Elas explodem em risadas. Risadas nervosas, porque no fundo estão sentindo borboletas no estômago. Hoje é o dia da formatura, depois de cinco anos fazendo festa e trabalhos, dormindo tarde e acordando cedo.
Talvez pareça um ritual comum para você, leitor. Mas para as duas é especial e, ao mesmo tempo, um pouco trágico. Especial porque nunca nenhuma das duas imaginou que chegaria a ver esse dia. Todos os eventos conspiraram para que isso nunca acontecesse. Trágico porque num dia de festa como esse é comum que as famílias compareçam e nenhum membro da família de Sofia e Laura estava lá.
“Tudo bem”, pensa Sofia. Ela já se acostumou às ausências, assim como Laura. As duas se conheceram melhor no segundo ano do curso, quando puderam passar mais tempo juntas. Compartilhavam suas dores e alegrias, estórias de vida tristes, de famílias desestruturadas. De algum modo, elas conseguiram sobreviver bem, com sequelas invisíveis.
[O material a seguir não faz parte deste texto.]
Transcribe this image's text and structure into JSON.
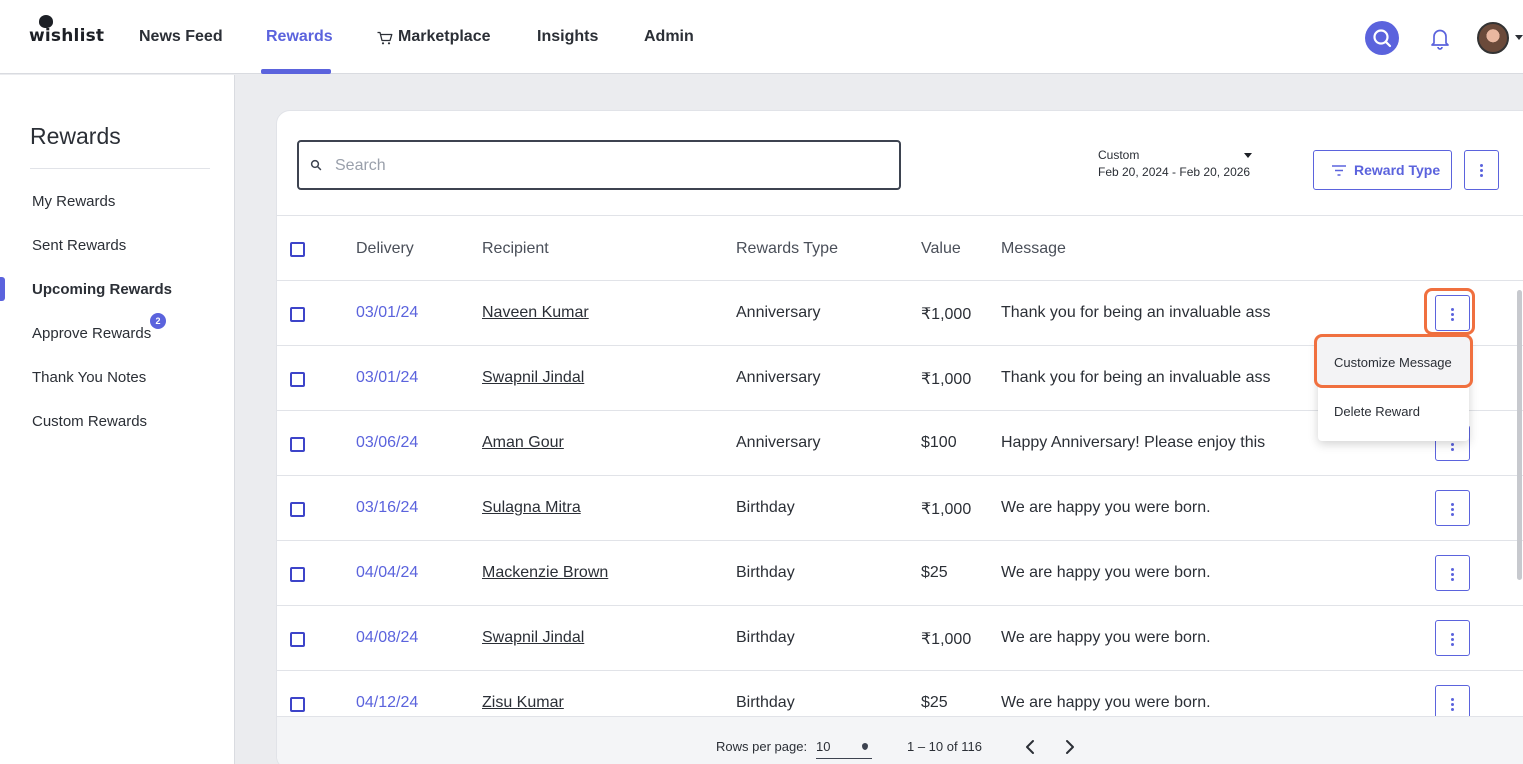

Durante o curso formavam uma dupla, digamos, temida. Não estavam sorrindo sempre, e isso afastava os outros. Apenas poucas pessoas tiveram coragem de ultrapassar o superficial e aparente e realmente conhecê-las.
Estar num ambiente em que todas as pessoas estão de roupa de gala, num dia quente e com trilha sonora de formatura traz certa melancolia. Em alguns momentos Sofia sente um nó na garganta e não pára de pensar que gostaria muito que algumas pessoas estivessem lá. Sente revolta porque ninguém reconheceu seu esforço apesar de todas as cobranças. Um segundo depois se livra de todos os pensamentos e tenta aproveitar o momento sublime que está vivendo. “Só Laura entende e sente isso como eu. Isso me basta”.
Depois de todo o cerimonial, juramentos de amizade eterna, choros, despedidas e trocas de falsos elogios elas querem ir para casa. Ainda tem uma festa para ir. A casa está cheia de convidados. Sofia e Laura têm em comum o incômodo de estar durante muito tempo entre pessoas estranhas.
“Esqueci o celular”.
“Eu também. E agora não sei o número de ninguém de cor. Que ótimo”.
“Esquece, vamos andando. É longe, mas fazer o que?”
E seguem as duas a pé, voltando pra casa, com um canudo roxo na mão. Finalmente conseguiram.
“Agora, se a gente for parar na cadeia, podemos ficar em cela especial!” diz Laura.
“Imagina! Grande coisa. Queria saber pra que serve tudo isso que a gente aprendeu”.
Silêncio. O sol está se pondo, a cidade é sempre quente. Sofia nem imagina que no futuro seus pensamentos sempre voltarão para sua vida e seus momentos sob o sol escaldante e muitos passeios a pé.
“Você acha que vai conseguir mudar alguma coisa?” - pergunta Sofia.
“Não sei. Acho que nós mudamos. E talvez isso modifique tudo” – responde Laura, pensativa.
“É. O duro é saber o que fazer a partir de agora”.
E as duas seguem seu caminho para casa. O que virá ninguém poderia prever. Assim é a vida.